DevOps has quickly matured from a fairy tale to a bestseller at most large enterprises. However, we are still at the beginning of the DevOps story, with many exciting chapters still to be written. This article looks at several emerging technologies shaping DevOps today and a handful of developing trends that will shape the ecosystem in the years to come.
Today’s IT organizations increasingly are moving away from monolithic applications deployed through grand-slam releases with security slapped on after the fact. We are seeing many enterprises transitioning to more atomic applications released in continuous deployments with application security baked in from the beginning. Fueling today’s emerging DevOps is a bevy of new products focused on architectures including microservices, service mesh and function-as-a-service (FaaS); advancements in pipeline automation; and more adaptable security paradigms such as interactive application security testing (IAST) and runtime application self-protection (RASP). While these solutions herald a great step forward, they do demand that legacy applications be refactored into smaller granularity services, layered onto newer architectures and migrated to processes that allow greater automation.
OK, that’s where we sit today: Great progress creating great opportunities and great challenges. But let’s head a little further down the road to understand where today’s advancements are driving DevOps tomorrow.
There are five trends consistently appearing on the whiteboards of venture firms and forward-thinking startups that will shape DevOps in the upcoming years. At a macro-level, DevOps must become wider and smarter. As we dig layer deeper, we see five distinct patterns appear in which emerging technologies will make the release pipeline more insightful and proactive while allowing it to handle a wider spectrum of pipeline artifacts beyond just applications:
- AI for DevOps: Artificial intelligence (AI) is making inroads into all facets of IT and DevOps is no exception. AI techniques soon will make the DevOps pipeline smarter, able to predict the impact and risk of deployments, spot procedural bottlenecks and identify automation shortcuts. Advancements in robotic process automation (RPA) lend themselves directly to optimizing the various handoff and automation points of the release pipeline. AI-based predictive analytics also will allow for higher fidelity operational capacity planning and pre-deployment fault prediction.
- DevOps for AI: Today we are seeing a handful of new tools, commonly called MLOps, emerging on the market that allow developers and modelers to deploy new AI models rapidly and repeatably. However, these products have yet to collaborate closely with the Ops side of the enterprise. They are generally a development aid, not an operational aid—or said another way, they are all “ML” and very little “Ops.” This space will mature rapidly, however, allowing release of AI models via the DevOps ecosystem so as to include operational aspects. Conversely, tomorrow’s DevOps pipeline will also allow AI models that have been learning from real-world data to be extracted from production and moved back into the development environment.
- DBOps: Today, new databases, schemas, indexes, triggers and stored procedures typically are deployed manually by DBAs outside the DevOps pipeline, with their operational impact being provided by best-guess capacity planning. This glaring gap soon will be closed by products that allow databases and their associated artifacts to be released through the deployment pipeline along with the applications with which they are coupled. This will not just encompass traditional relational databases, of course, but also support non-structured databases and object stores. The prime objective being that applications and their supporting data repositories will be developed, tested and deployed via the same automated pipeline as applications without the need for specialized database handholding.
- DataOps: When new apps are deployed, the associated analytics and visualizations are typically brought online by data scientists after the fact through manual deployments. Looking forward, expect data analytics to be introduced into the DevOps pipeline soon after the requirements for the release are defined. Much like DBOps above, the goal is to eliminate specialized manual promotion. But beyond just synchronous deployment, DataOps will allow data governance, data loss prevention (DLP), data lifecycle management and copy data management features to be integrated during each new deployment.

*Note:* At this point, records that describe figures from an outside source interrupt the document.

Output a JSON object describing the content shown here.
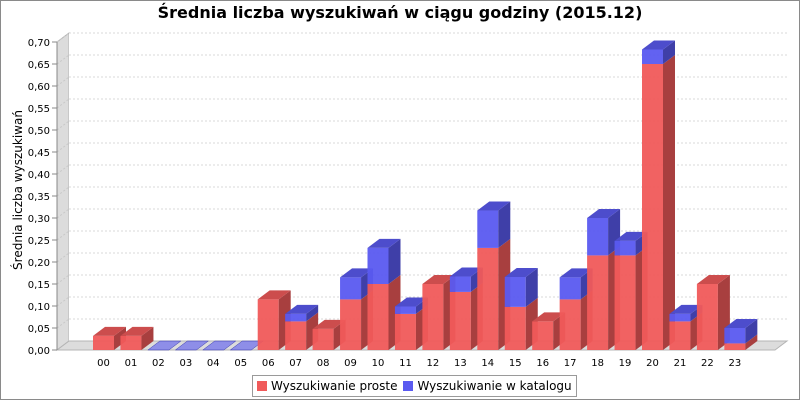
{
  "chart_data": {
    "type": "bar",
    "stacked": true,
    "title": "Średnia liczba wyszukiwań w ciągu godziny (2015.12)",
    "xlabel": "",
    "ylabel": "Średnia liczba wyszukiwań",
    "ylim": [
      0,
      0.7
    ],
    "yticks": [
      "0,00",
      "0,05",
      "0,10",
      "0,15",
      "0,20",
      "0,25",
      "0,30",
      "0,35",
      "0,40",
      "0,45",
      "0,50",
      "0,55",
      "0,60",
      "0,65",
      "0,70"
    ],
    "categories": [
      "00",
      "01",
      "02",
      "03",
      "04",
      "05",
      "06",
      "07",
      "08",
      "09",
      "10",
      "11",
      "12",
      "13",
      "14",
      "15",
      "16",
      "17",
      "18",
      "19",
      "20",
      "21",
      "22",
      "23"
    ],
    "series": [
      {
        "name": "Wyszukiwanie proste",
        "color": "#f05a5a",
        "values": [
          0.032,
          0.032,
          0,
          0,
          0,
          0,
          0.115,
          0.065,
          0.048,
          0.115,
          0.15,
          0.082,
          0.15,
          0.132,
          0.232,
          0.098,
          0.065,
          0.115,
          0.215,
          0.215,
          0.65,
          0.065,
          0.15,
          0.015
        ]
      },
      {
        "name": "Wyszukiwanie w katalogu",
        "color": "#5a5af0",
        "values": [
          0,
          0,
          0,
          0,
          0,
          0,
          0,
          0.017,
          0,
          0.05,
          0.082,
          0.017,
          0,
          0.035,
          0.085,
          0.068,
          0,
          0.05,
          0.085,
          0.033,
          0.033,
          0.017,
          0,
          0.035
        ]
      }
    ],
    "grid": true,
    "legend_position": "bottom",
    "projection": "3d"
  }
}
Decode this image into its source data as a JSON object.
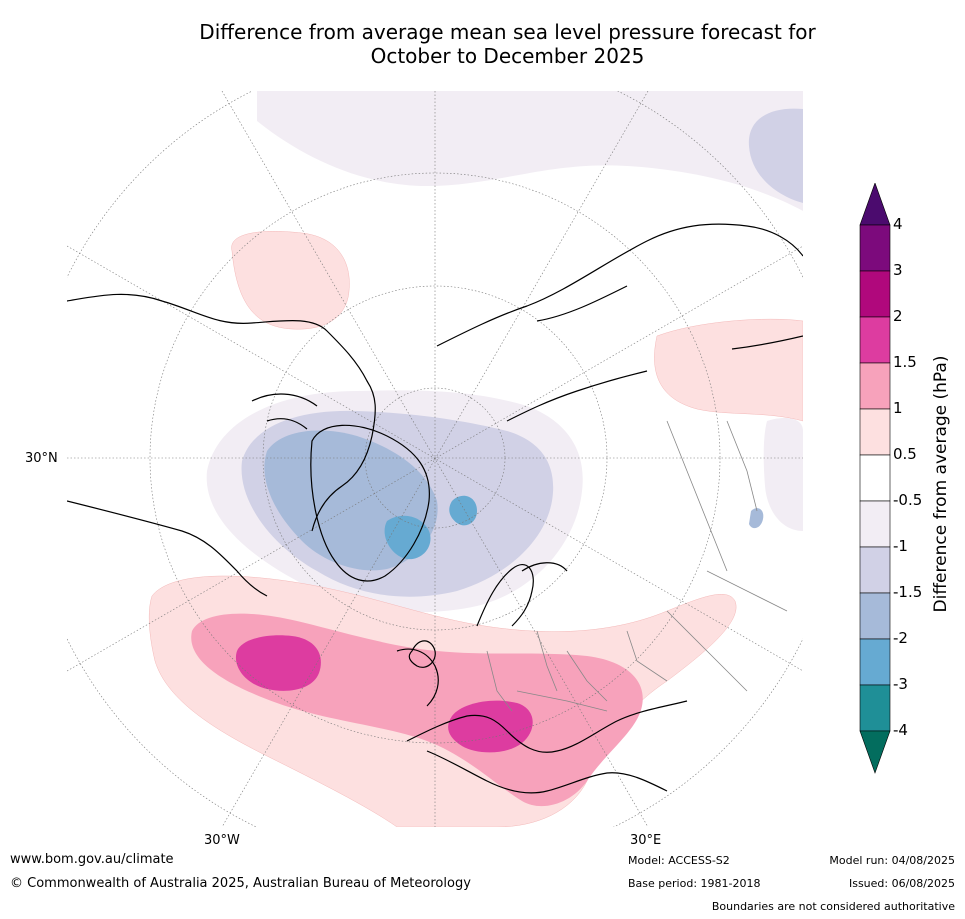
{
  "title_line1": "Difference from average mean sea level pressure forecast for",
  "title_line2": "October to December 2025",
  "map": {
    "lat_label": "30°N",
    "lon_labels": [
      "30°W",
      "30°E"
    ]
  },
  "colorbar": {
    "title": "Difference from average (hPa)",
    "labels": [
      "4",
      "3",
      "2",
      "1.5",
      "1",
      "0.5",
      "-0.5",
      "-1",
      "-1.5",
      "-2",
      "-3",
      "-4"
    ],
    "colors": [
      "#4b0b6e",
      "#7c0a7c",
      "#b0087c",
      "#dd3ca0",
      "#f7a2bb",
      "#fde0e0",
      "#ffffff",
      "#f2edf4",
      "#d1d1e6",
      "#a6bad9",
      "#66aad2",
      "#1f8f97",
      "#036d5e"
    ]
  },
  "footer": {
    "website": "www.bom.gov.au/climate",
    "copyright": "© Commonwealth of Australia 2025, Australian Bureau of Meteorology",
    "model": "Model: ACCESS-S2",
    "base_period": "Base period: 1981-2018",
    "model_run": "Model run: 04/08/2025",
    "issued": "Issued: 06/08/2025",
    "disclaimer": "Boundaries are not considered authoritative"
  }
}
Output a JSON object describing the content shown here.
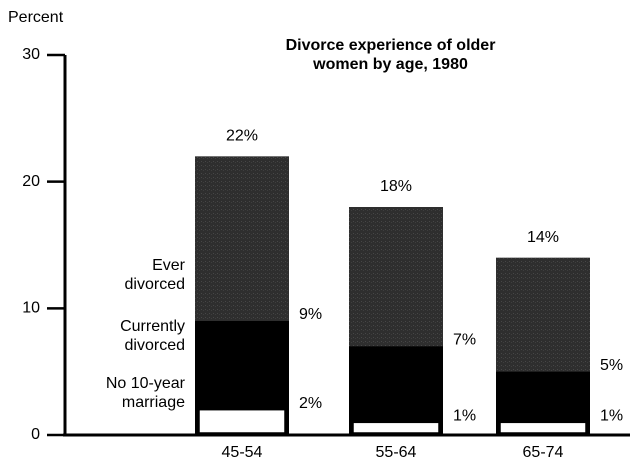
{
  "chart_data": {
    "type": "bar",
    "title": "Divorce experience of older women by age, 1980",
    "y_label": "Percent",
    "categories": [
      "45-54",
      "55-64",
      "65-74"
    ],
    "series": [
      {
        "name": "Ever divorced",
        "color": "#2e2e2e",
        "values": [
          22,
          18,
          14
        ],
        "value_labels": [
          "22%",
          "18%",
          "14%"
        ]
      },
      {
        "name": "Currently divorced",
        "color": "#000000",
        "values": [
          9,
          7,
          5
        ],
        "value_labels": [
          "9%",
          "7%",
          "5%"
        ]
      },
      {
        "name": "No 10-year marriage",
        "color": "#ffffff",
        "values": [
          2,
          1,
          1
        ],
        "value_labels": [
          "2%",
          "1%",
          "1%"
        ]
      }
    ],
    "ylim": [
      0,
      30
    ],
    "yticks": [
      0,
      10,
      20,
      30
    ]
  }
}
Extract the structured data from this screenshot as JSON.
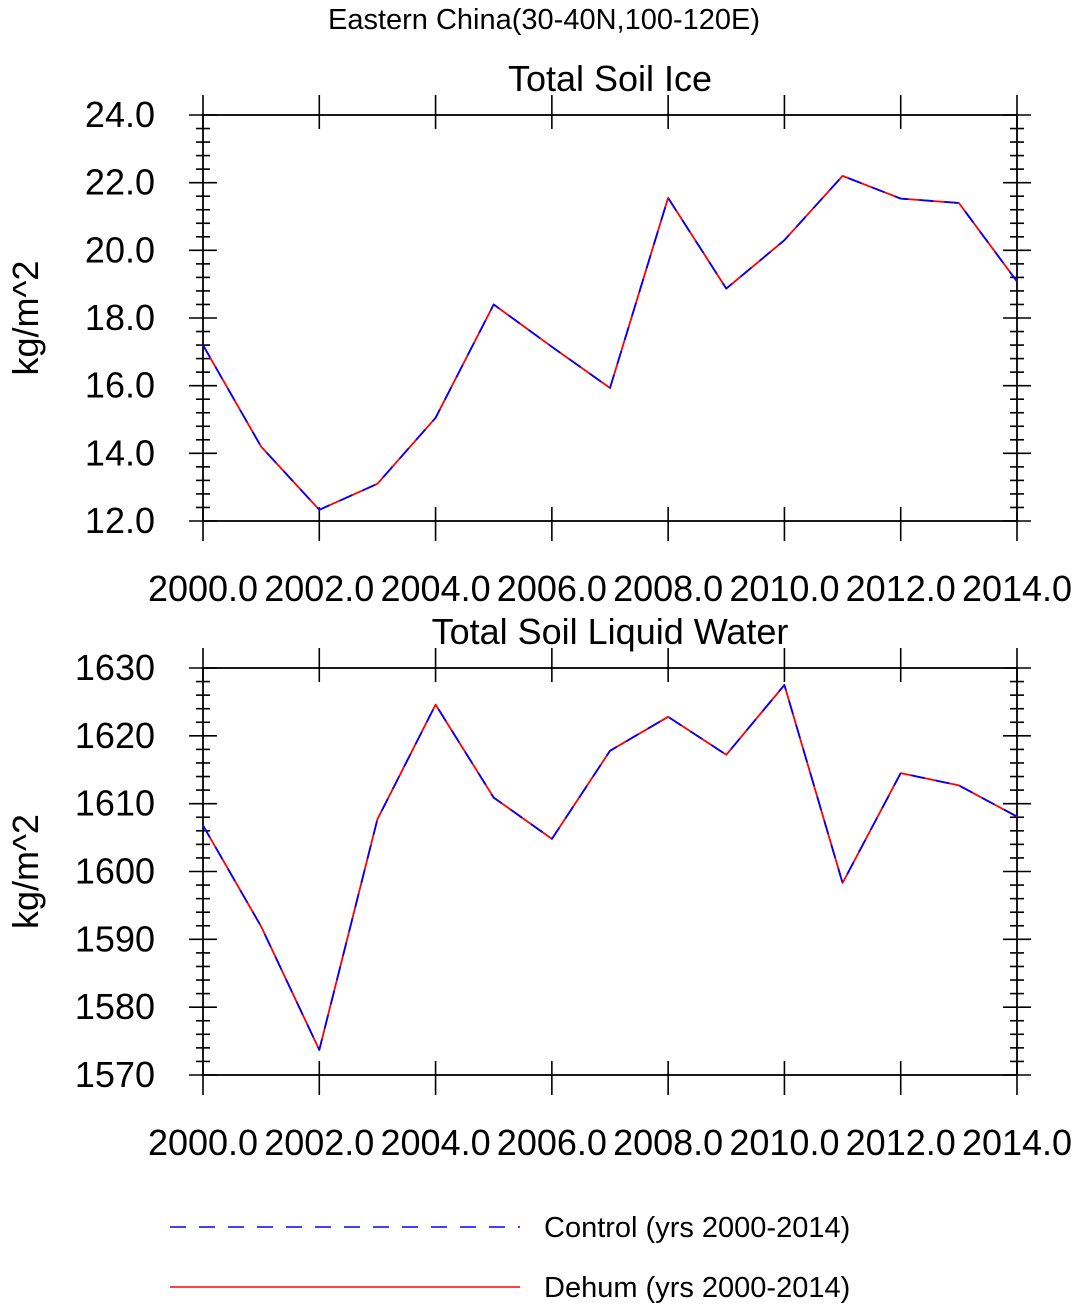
{
  "figure": {
    "suptitle": "Eastern China(30-40N,100-120E)"
  },
  "legend": {
    "position": "bottom",
    "entries": [
      {
        "label": "Control (yrs 2000-2014)",
        "color": "#0000ff",
        "style": "dashed"
      },
      {
        "label": "Dehum (yrs 2000-2014)",
        "color": "#ff0000",
        "style": "solid"
      }
    ]
  },
  "chart_data": [
    {
      "type": "line",
      "title": "Total Soil Ice",
      "xlabel": "",
      "ylabel": "kg/m^2",
      "xlim": [
        2000,
        2014
      ],
      "ylim": [
        12,
        24
      ],
      "xticks": [
        2000,
        2002,
        2004,
        2006,
        2008,
        2010,
        2012,
        2014
      ],
      "xtick_labels": [
        "2000.0",
        "2002.0",
        "2004.0",
        "2006.0",
        "2008.0",
        "2010.0",
        "2012.0",
        "2014.0"
      ],
      "yticks": [
        12,
        14,
        16,
        18,
        20,
        22,
        24
      ],
      "ytick_labels": [
        "12.0",
        "14.0",
        "16.0",
        "18.0",
        "20.0",
        "22.0",
        "24.0"
      ],
      "x": [
        2000,
        2001,
        2002,
        2003,
        2004,
        2005,
        2006,
        2007,
        2008,
        2009,
        2010,
        2011,
        2012,
        2013,
        2014
      ],
      "series": [
        {
          "name": "Control (yrs 2000-2014)",
          "color": "#0000ff",
          "style": "dashed",
          "values": [
            17.2,
            14.2,
            12.33,
            13.1,
            15.05,
            18.4,
            17.15,
            15.93,
            21.55,
            18.87,
            20.3,
            22.2,
            21.53,
            21.4,
            19.08
          ]
        },
        {
          "name": "Dehum (yrs 2000-2014)",
          "color": "#ff0000",
          "style": "solid",
          "values": [
            17.2,
            14.2,
            12.33,
            13.1,
            15.05,
            18.4,
            17.15,
            15.93,
            21.55,
            18.87,
            20.3,
            22.2,
            21.53,
            21.4,
            19.08
          ]
        }
      ]
    },
    {
      "type": "line",
      "title": "Total Soil Liquid Water",
      "xlabel": "",
      "ylabel": "kg/m^2",
      "xlim": [
        2000,
        2014
      ],
      "ylim": [
        1570,
        1630
      ],
      "xticks": [
        2000,
        2002,
        2004,
        2006,
        2008,
        2010,
        2012,
        2014
      ],
      "xtick_labels": [
        "2000.0",
        "2002.0",
        "2004.0",
        "2006.0",
        "2008.0",
        "2010.0",
        "2012.0",
        "2014.0"
      ],
      "yticks": [
        1570,
        1580,
        1590,
        1600,
        1610,
        1620,
        1630
      ],
      "ytick_labels": [
        "1570",
        "1580",
        "1590",
        "1600",
        "1610",
        "1620",
        "1630"
      ],
      "x": [
        2000,
        2001,
        2002,
        2003,
        2004,
        2005,
        2006,
        2007,
        2008,
        2009,
        2010,
        2011,
        2012,
        2013,
        2014
      ],
      "series": [
        {
          "name": "Control (yrs 2000-2014)",
          "color": "#0000ff",
          "style": "dashed",
          "values": [
            1606.8,
            1591.9,
            1573.7,
            1607.7,
            1624.6,
            1610.9,
            1604.8,
            1617.8,
            1622.8,
            1617.2,
            1627.5,
            1598.3,
            1614.5,
            1612.7,
            1608.1
          ]
        },
        {
          "name": "Dehum (yrs 2000-2014)",
          "color": "#ff0000",
          "style": "solid",
          "values": [
            1606.8,
            1591.9,
            1573.7,
            1607.7,
            1624.6,
            1610.9,
            1604.8,
            1617.8,
            1622.8,
            1617.2,
            1627.5,
            1598.3,
            1614.5,
            1612.7,
            1608.1
          ]
        }
      ]
    }
  ]
}
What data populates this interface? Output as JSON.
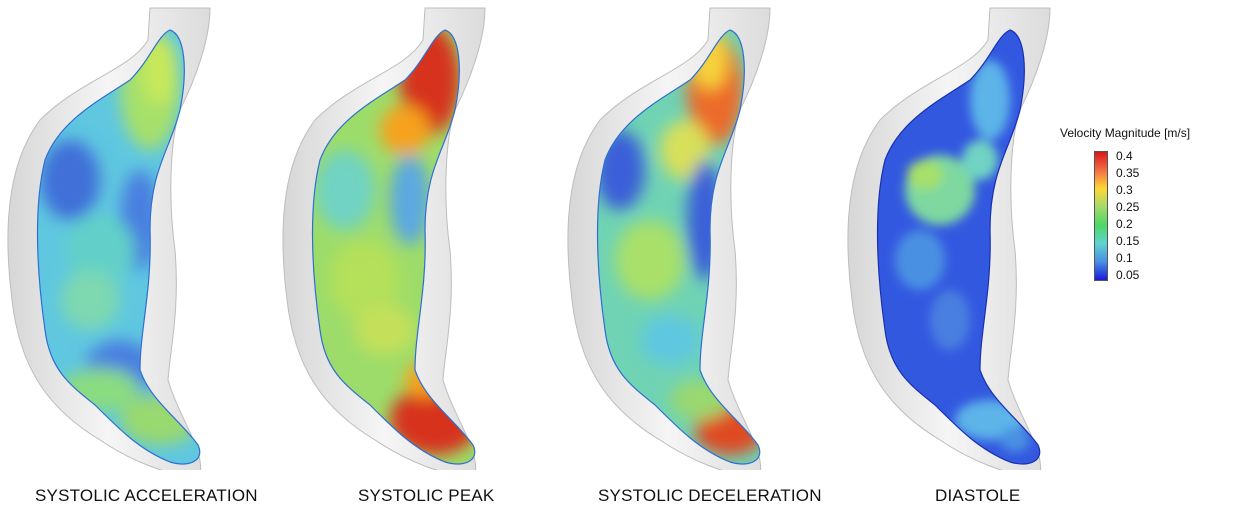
{
  "panels": [
    {
      "caption": "SYSTOLIC ACCELERATION",
      "phase": "acceleration"
    },
    {
      "caption": "SYSTOLIC PEAK",
      "phase": "peak"
    },
    {
      "caption": "SYSTOLIC DECELERATION",
      "phase": "deceleration"
    },
    {
      "caption": "DIASTOLE",
      "phase": "diastole"
    }
  ],
  "legend": {
    "title": "Velocity Magnitude [m/s]",
    "ticks": [
      "0.4",
      "0.35",
      "0.3",
      "0.25",
      "0.2",
      "0.15",
      "0.1",
      "0.05"
    ],
    "colors": [
      "#d7191c",
      "#f46d43",
      "#fdd835",
      "#a6d96a",
      "#4cd964",
      "#5fd3d0",
      "#4a90e2",
      "#1a1adb"
    ]
  }
}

- Blockchain for DevOps: Today’s and tomorrow’s DevOps evolutions will increase the velocity, variety and volume of pipeline traffic dramatically. While this sounds promising, it undoubtedly will be a nightmare to audit, verify compliance and ultimately control and manage. One technology being eyed to untangle this spaghetti is a distributed consensus mechanism such as blockchain. Stop rolling your eyes—we’re not talking about Bitcoin or ICOs. We are describing the need for a centralized, permissioned, secure, distributed ledger to record, track, authenticate and audit the torrent of pipeline transactions. Blockchain seems to fit the bill nicely and also has the added benefit of enabling digital contracts at each pipeline stage that can be verified at runtime to trigger artifact promotion and also audited long after the fact to ensure that all rules were followed.
DevOps has already become the standard deployment paradigm in many enterprise IT shops and its adoption will continue to become more pervasive. But this growth requires DevOps products and processes to become smarter, more secure and more controllable as the release pipeline incorporates a wider set of deployment artifacts beyond just applications. This is a daunting challenge to be sure, but there are exciting new products that will emerge to help write the next chapters in the DevOps story.